Emanuela Pedri aveva parlato di Muro di gomma in quel di Trento: «Si io ho parlato di “muro di gomma”. Ma ci tengo a dirlo. Io questo “muro” l’ho perdonato. Per andare avanti devi cominciare a guardare veramente chi hai di fronte. Devi metterti nei suoi panni per darti delle risposte. Devi fare domande, insistere, far parlare gli altri. E allora a un certo punto ho messo Sara in disparte per capire che cosa fosse accaduto. Perché altrimenti avrei continuato a provare solo rabbia. Abbiamo dovuto aspettare che questi medici trovassero il coraggio di uscire allo scoperto, di parlare, di testimoniare. È con questi presupposti che abbiamo intrapreso un percorso che ha poi portato all’apertura di un fascicolo e alle indagini, all’allontanamento di primario e vice primario. Io credo che Sara avesse protetto chi le stava intorno.

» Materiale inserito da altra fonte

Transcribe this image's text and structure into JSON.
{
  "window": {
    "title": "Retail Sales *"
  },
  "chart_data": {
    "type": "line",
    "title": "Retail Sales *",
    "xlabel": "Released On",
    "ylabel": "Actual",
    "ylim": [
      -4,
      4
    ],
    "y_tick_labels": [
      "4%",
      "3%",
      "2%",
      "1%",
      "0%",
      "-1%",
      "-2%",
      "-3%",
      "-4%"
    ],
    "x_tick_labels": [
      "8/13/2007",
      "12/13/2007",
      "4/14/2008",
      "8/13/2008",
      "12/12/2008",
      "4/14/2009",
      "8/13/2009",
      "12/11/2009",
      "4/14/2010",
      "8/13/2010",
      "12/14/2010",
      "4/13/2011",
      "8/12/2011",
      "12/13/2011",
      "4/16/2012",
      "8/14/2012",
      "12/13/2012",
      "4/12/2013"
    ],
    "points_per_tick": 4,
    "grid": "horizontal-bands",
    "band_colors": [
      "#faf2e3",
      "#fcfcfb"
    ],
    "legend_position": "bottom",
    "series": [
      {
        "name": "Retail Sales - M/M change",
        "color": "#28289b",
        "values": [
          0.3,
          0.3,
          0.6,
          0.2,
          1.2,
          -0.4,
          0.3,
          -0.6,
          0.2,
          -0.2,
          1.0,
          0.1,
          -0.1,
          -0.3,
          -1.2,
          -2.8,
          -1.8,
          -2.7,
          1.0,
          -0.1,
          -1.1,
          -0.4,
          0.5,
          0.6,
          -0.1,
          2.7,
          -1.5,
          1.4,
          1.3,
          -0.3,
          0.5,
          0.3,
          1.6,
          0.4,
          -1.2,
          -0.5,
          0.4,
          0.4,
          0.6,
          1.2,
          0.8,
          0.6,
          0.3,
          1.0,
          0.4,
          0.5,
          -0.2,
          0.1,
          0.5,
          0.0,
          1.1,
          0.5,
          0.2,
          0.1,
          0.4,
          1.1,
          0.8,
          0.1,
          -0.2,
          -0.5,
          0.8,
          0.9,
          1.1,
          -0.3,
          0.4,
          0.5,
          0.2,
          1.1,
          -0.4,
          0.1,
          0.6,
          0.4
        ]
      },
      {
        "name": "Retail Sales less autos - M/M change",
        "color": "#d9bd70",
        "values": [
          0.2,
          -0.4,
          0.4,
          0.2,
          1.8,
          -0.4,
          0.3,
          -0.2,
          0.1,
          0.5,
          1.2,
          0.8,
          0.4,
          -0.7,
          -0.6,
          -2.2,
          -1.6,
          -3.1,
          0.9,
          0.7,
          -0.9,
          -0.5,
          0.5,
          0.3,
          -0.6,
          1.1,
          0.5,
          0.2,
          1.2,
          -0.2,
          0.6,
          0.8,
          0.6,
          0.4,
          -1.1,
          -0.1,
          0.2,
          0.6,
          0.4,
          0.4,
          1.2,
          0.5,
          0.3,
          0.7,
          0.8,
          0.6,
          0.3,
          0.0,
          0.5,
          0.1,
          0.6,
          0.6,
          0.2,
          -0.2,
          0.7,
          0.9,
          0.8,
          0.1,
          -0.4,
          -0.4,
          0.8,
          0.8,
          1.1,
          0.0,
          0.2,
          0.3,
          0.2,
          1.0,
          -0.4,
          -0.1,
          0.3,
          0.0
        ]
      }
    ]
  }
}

Lei si sentiva ingabbiata non si sapeva nulla di quello che accadeva, ci diceva che le cose non andavano bene ma non capivamo per davvero credevamo fosse dovuto a un grande cambiamento che era avvenuto nella sua vita, il trasferimento in una città lontana in un ambiente lavorativo molto grande, eterogeneo complesso. Ogni giorno percorreva in auto la strada che da Cles conduce all’ospedale. È una strada che io ho percorso tre volte, tra curve e galleria, e mi è bastato per comprendere, quasi toccare il suo stato d’animo». Quindi Emanuela, sorella di Sara Pedri, ha concluso dicendo: «Sara si è sentita sola. E la solitudine è una cosa tremenda. Mia sorella si è sentita abbandonata, non dalla sua famiglia, ovviamente. Si è sentita abbandonata dal sistema. Non si è sentita tutelata e protetta, come è accaduto per la maggior parte dei professionisti che hanno lavorato in quell’ospedale. La verità è che dobbiamo smetterla di pensare che se denuncio un abuso non succede nulla. Perché? Perché innanzi tutto succede una cosa. Se subisco un abuso e lo denuncio, succede che almeno continuo a vivere».